What it has made me realize is that it is so important to clearly define what a literal hermeneutic is. There are those on both sides taht claim to use it, so I believe we must define what we mean. This is my attempt to narrow down what MacArthur would mean.

Literal could also be described as being “normal” or “plain”. Some have thought that the literal interpretation forces a wooden reading of everything in the Bible. Normal and plain mean that we approach every text as it would normally be approached in the world.

Obviously, there are metaphors and allegories in the text of the Bible, and those are to be interpreted likewise. This isn’t a call to read an allegory literally, but as an allegory. The problem comes when people begin to force an allegory interpretation on a text that isn’t an allegory.

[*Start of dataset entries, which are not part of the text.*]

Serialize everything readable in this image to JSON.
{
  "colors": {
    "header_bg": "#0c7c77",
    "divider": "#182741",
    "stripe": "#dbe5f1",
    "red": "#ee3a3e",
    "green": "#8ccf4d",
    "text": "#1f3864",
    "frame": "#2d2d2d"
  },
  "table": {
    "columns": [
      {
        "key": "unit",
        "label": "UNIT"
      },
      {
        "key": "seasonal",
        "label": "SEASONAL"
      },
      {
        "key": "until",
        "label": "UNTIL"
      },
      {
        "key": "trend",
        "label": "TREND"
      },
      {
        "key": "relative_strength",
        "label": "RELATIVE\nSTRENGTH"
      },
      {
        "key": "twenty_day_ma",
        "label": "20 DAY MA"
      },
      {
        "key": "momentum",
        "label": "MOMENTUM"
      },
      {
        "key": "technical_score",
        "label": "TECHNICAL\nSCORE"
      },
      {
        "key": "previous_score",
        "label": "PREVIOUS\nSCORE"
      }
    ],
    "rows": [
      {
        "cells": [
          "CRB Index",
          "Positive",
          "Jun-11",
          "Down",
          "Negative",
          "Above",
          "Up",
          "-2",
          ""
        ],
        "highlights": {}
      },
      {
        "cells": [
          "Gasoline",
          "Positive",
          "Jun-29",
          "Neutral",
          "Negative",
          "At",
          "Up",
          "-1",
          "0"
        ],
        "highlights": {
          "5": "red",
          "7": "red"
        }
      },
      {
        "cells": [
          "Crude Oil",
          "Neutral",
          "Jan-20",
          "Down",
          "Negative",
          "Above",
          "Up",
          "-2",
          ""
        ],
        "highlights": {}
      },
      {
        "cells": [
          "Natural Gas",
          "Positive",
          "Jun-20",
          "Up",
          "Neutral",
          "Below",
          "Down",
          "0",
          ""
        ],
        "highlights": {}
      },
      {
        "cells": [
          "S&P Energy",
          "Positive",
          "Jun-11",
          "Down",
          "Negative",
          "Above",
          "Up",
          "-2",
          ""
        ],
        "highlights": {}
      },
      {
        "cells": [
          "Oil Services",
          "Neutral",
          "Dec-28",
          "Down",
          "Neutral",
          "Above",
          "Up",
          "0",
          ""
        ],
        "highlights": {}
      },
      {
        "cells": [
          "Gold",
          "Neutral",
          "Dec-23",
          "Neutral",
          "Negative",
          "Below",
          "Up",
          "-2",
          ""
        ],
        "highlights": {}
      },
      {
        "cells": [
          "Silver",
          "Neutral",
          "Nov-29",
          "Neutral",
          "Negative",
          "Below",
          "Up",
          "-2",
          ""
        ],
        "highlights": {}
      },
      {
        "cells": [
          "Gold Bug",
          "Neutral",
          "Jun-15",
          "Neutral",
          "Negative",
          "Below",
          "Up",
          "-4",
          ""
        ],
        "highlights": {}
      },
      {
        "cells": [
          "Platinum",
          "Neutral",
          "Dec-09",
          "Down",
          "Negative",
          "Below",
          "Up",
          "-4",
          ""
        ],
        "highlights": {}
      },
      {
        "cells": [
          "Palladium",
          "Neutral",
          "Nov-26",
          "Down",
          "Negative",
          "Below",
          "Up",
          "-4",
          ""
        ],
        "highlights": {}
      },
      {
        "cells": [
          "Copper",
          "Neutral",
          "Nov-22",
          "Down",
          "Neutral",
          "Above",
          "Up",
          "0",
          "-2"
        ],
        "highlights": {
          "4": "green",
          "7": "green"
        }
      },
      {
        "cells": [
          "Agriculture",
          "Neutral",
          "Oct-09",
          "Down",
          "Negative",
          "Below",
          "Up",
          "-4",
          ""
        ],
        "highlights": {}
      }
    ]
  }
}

one example of this was a conversation I had on another blog. The man had said that we should interpret 1,000 years as a literal thousand years. He said we don’t pretend to think that “666” or “144,000” are literal, after all. I responded by saying he isn’t be consistent with the text. 666 isn’t a measurment or count of everything, but an image, so that can’t be used to compare to. And to see that 144,000 means anything other than 144,000 isn’t necessary. It isn’t that it is obviously allegorical or a common number that represents something. John specifically chooses that number for a reason! And the fact that he goes into saying it is 12,000 from each tribe only further forces us to interpret that as being literal. If the main sense makes sense, seek no other sense.

The Bible uses non-literal language, and we need to read those passages that way. We need to read the Bible in the way that the original author intended it. The Bible was clear to the people that it was written to, and they were able to understand it. Some would say that you can’t understand the Old Testament without understanding the New Testament, but that would be to say that the people of the OT couldn’t understand the OT.

Language was created in order to clearly communicate an idea. God didn’t give us a language to use so that we can be overly confused by it. God communicated to man in this way because it was His desire to clearly communicate His nature and plan for man. He isn’t trying to keep the cookies on a higher shelf, making it hard to understand what He thinks.

I hope this is clear. I may write later about clear, literal heremeneutics role in prophecy, as that is really where the rubber hits the road, as seen in my example with numbers in Revelation.